El sábado 11 de mayo del 2019 desapareció. Estaba jugando en un predio familiar en Jilotepec, Estado de México, que en unas partes no tiene barda; me descuidé por unos minutos y cuando la busqué ya no estaba. Toda la familia salió a buscarla; caminamos y gritamos en los alrededores. Recorrimos la carretera cercana, buscamos en las casas aledañas. Nada.
En el momento en que entendí que no iba a encontrarla rápidamente mi desesperación aumentó. Hace años que no lloraba tanto ni tenía un sentimiento tan devastador. Imaginé todas las circunstancias posibles para haber evitado su desaparición. Qué tuve que, y qué no, haber hecho. Sentí culpa. Pensé en todas las cosas malas que pudieron haberle pasado: atropellada o atrapada en las alcantarillas cercanas. Todas esas opciones fueron descartadas.

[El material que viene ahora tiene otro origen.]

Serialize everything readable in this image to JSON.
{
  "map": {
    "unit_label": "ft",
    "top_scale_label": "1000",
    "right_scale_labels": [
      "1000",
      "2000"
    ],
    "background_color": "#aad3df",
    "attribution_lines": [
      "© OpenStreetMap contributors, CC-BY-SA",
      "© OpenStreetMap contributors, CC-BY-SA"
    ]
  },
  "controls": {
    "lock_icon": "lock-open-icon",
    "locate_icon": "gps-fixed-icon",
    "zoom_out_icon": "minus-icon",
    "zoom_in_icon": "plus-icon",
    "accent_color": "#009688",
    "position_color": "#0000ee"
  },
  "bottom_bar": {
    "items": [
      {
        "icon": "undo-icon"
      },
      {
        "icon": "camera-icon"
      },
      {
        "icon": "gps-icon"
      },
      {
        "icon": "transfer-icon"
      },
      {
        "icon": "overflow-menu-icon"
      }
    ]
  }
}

Estoy segura que alguien la encontró y se la llevó consigo, porque pasa la carretera Jilotepec-Atlacomulco, que lleva al Bioparque Estrella del Estado de México a unos metros y un camino que lleva a un hotel muy cercano. Ahora estoy concentrada en su búsqueda. No puedo caer en la desesperación sin hacer nada. Cada vez que recibo un mensaje o una llamada contestó inmediatamente. Estoy implementando todos los consejos de búsqueda. Haré todo lo posible para encontrarla.